Les cinq Cantons romands sont catégoriques: il est hors de question de stopper les inscriptions au DEP. Selon eux, les patientes et patients doivent pouvoir continuer à s’enregistrer par l'entremise de Cara, «contrairement à ce qu’affirme la Confédération». Dès l’an prochain, l'inscription au DEP devrait même être possible dans toute la Suisse, ajoutent-ils.

Un gouffre financier en Suisse romande?

De son côté, Philippe Demierre entend faire preuve de fermeté: «Nous attendons que la Confédération corrige ses propos. Il est impensable de tout geler jusqu'à l'arrivée du DES en 2030.» Un agacement qui s’explique aisément: les Cantons romands ont massivement investi dans le DEP – pour des résultats mitigés. A eux seuls, les cinq cantons romands initiateurs de Cara ont engagé 35 millions de francs en sept ans, indique Philippe Demierre.

Celui-ci réfute toutefois tout gouffre financier. «Les investissements réalisés ne sont pas perdus», souligne le conseiller d'Etat fribourgeois. Dire qu'il n’y a pas de résultats significatifs est faux.» Selon lui, le DEP a déjà permis d’éviter de nombreuses interventions inutiles et de raccourcir certains séjours hospitaliers. «L’impact sur les coûts de la santé est indéniable», martèle-t-il.

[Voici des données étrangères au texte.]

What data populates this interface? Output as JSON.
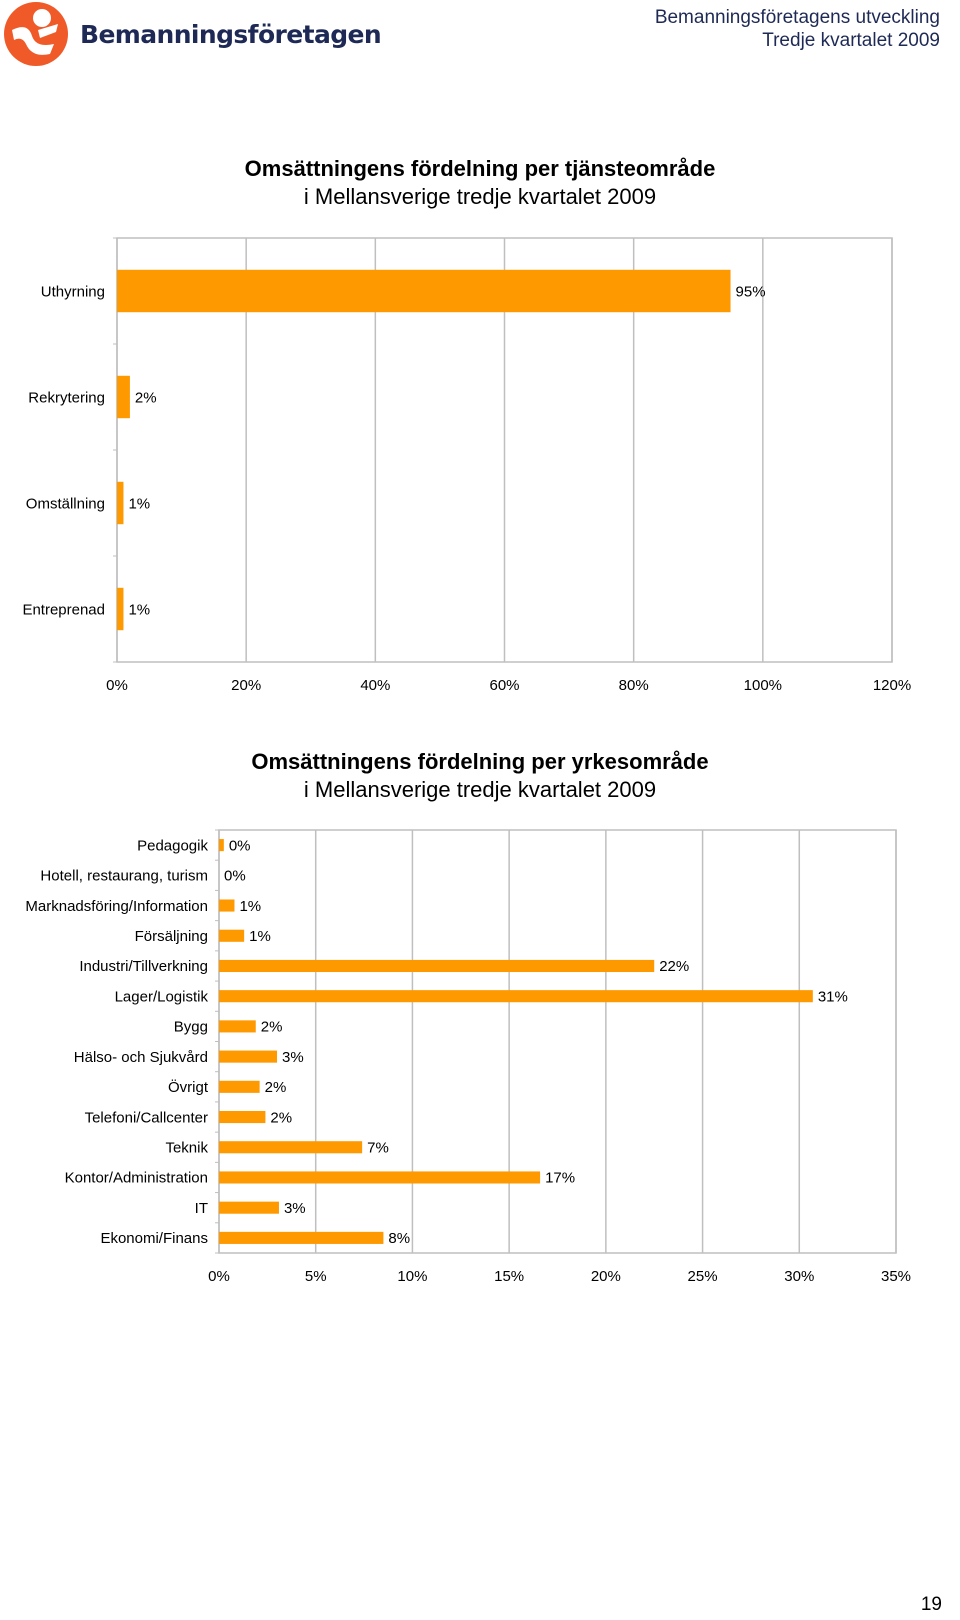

La Confédération se veut rassurante

Du côté de la Confédération, on évoque un malentendu. «L’ouverture volontaire d’un DEP reste possible à tout moment», indique l’Office fédéral de la santé publique (OFSP). Tant que la nouvelle loi sur le dossier électronique de santé ne sera pas entrée en vigueur, les règles actuelles continuent de s’appliquer. Mais alors pourquoi Elisabeth Baume-Schneider s'en est-elle pris ouvertement aux cantons procédant à de nouvelles inscriptions au DEP? Contactée, l’OFSP ne fait aucun commentaire.

Une hypothèse circule toutefois: la Confédération devra encore financer le DEP durant les cinq prochaines années. Pour chaque dossier ouvert, elle devra ainsi participer à hauteur de 30 francs. Autrement dit, plus il y aura de dossiers ouverts, plus la facture pour Berne sera salée. L’OFSP rejette toute communication maladroite de la part de la ministre de la Santé et assure par ailleurs être en contact étroit avec les cantons à ce sujet. 

Ces derniers avaient d'ailleurs appelé la centralisation du système de leurs voeux. «Nous sommes satisfaits que le Conseil fédéral réponde aujourd’hui à nos demandes et assume sa responsabilité», reconnait Philippe Demierre. Reste que le futur DES risque lui aussi de se retrouver confronté à de nombreux obstacles.